Bu konuyu komisyonlarda görüştük, yönetim kurullarında görüştük; birimlerden görüşler aldık; olabildiğince kapsayıcı üç alan seçtik. Biyoteknoloji, Enformatik, İktisat. Bu alanlarda önemli problemleri, gelişme eksenlerini belirledik; stratejiler kurduk; yetkinlik haritaları çıkardık. Tübitak, yaptığı üniversite yetkinlik analizleri ile bu alanlarda yetkin olduğumuzu onayladı. Süreç tam üç yıl sürdü; kısıtlı sayıda alanla araştırmacılarımızın hepsini kapsayamasak da, yarısından çoğunu kapsayan planlar yaptık; strateji belgelerimizi oluşturduk; web sayfamıza koyduk.

Sonra ne oldu?

Hiç bir şey olmadı: Biz bütün bu çalışmaları boşuna yaptık. YÖK bu işi devraldı; merkezi olarak üniversitelerin araştırma alanlarını belirledi: Payımıza “Elektronik, tıbbı cihaz, otomotiv ve raylı sistemler ile makine ve elektrikli teçhizat” düştü. Biz bu haberi şaşkınlıkla okurken, Senato gündemine, bir Uzay Enstitüsü kurulma önerisi girdi. Meğerse, üniversitemiz, Uzay alanında çalışmaya çok uygunmuş; mesela bir psikoloji bölümümüz varmış; “astronotların psikolojisini” çalışacakmış! Bir rüyada mıyız, ya da paralel bir mizah evreninde mi yaşıyoruz?

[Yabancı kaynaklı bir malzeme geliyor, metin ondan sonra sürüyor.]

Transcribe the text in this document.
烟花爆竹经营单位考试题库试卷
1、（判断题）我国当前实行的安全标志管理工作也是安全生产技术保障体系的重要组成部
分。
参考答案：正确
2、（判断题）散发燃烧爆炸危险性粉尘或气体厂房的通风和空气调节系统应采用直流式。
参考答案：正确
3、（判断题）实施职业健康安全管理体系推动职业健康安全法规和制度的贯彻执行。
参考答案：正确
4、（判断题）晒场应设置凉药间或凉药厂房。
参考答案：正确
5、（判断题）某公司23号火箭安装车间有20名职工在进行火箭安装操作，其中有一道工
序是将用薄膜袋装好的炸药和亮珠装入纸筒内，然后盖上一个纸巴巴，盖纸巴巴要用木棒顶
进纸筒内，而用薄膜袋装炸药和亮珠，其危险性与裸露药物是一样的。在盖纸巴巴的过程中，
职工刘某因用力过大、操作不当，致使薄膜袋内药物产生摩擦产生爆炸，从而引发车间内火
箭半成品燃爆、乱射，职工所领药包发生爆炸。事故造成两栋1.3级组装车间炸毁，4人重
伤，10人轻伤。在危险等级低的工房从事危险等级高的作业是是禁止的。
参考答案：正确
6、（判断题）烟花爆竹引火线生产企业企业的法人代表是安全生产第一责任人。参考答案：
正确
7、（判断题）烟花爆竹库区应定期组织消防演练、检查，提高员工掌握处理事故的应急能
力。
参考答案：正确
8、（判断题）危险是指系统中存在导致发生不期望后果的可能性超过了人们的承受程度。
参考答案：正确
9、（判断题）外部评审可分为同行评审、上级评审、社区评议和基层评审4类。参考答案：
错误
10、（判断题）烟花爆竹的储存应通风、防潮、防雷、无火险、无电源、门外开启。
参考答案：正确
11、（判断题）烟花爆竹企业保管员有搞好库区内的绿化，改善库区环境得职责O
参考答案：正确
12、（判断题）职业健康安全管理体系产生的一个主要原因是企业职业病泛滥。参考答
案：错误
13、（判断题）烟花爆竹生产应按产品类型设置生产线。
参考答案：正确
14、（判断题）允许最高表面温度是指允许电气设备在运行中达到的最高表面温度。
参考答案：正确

Acaba akademi, akademisyenlere bırakılabilir mi? Akademik kurumların yöneticiliğine soyunanlar, Anayasadaki üniversite tanımını okuyabilir mi? Akademik özgürlük nedir bir öğrenebilirler mi?

Işınlanarak rektör olan kişilerin intihal içermeyen, gerçek tezlerle mezun olmuş gerçek akademisyenler olmasını şart koşmak, imkansızı istemek midir?

Lale Akarun

Bu yazı HBT'nin 276. sayısında yayınlanmıştır.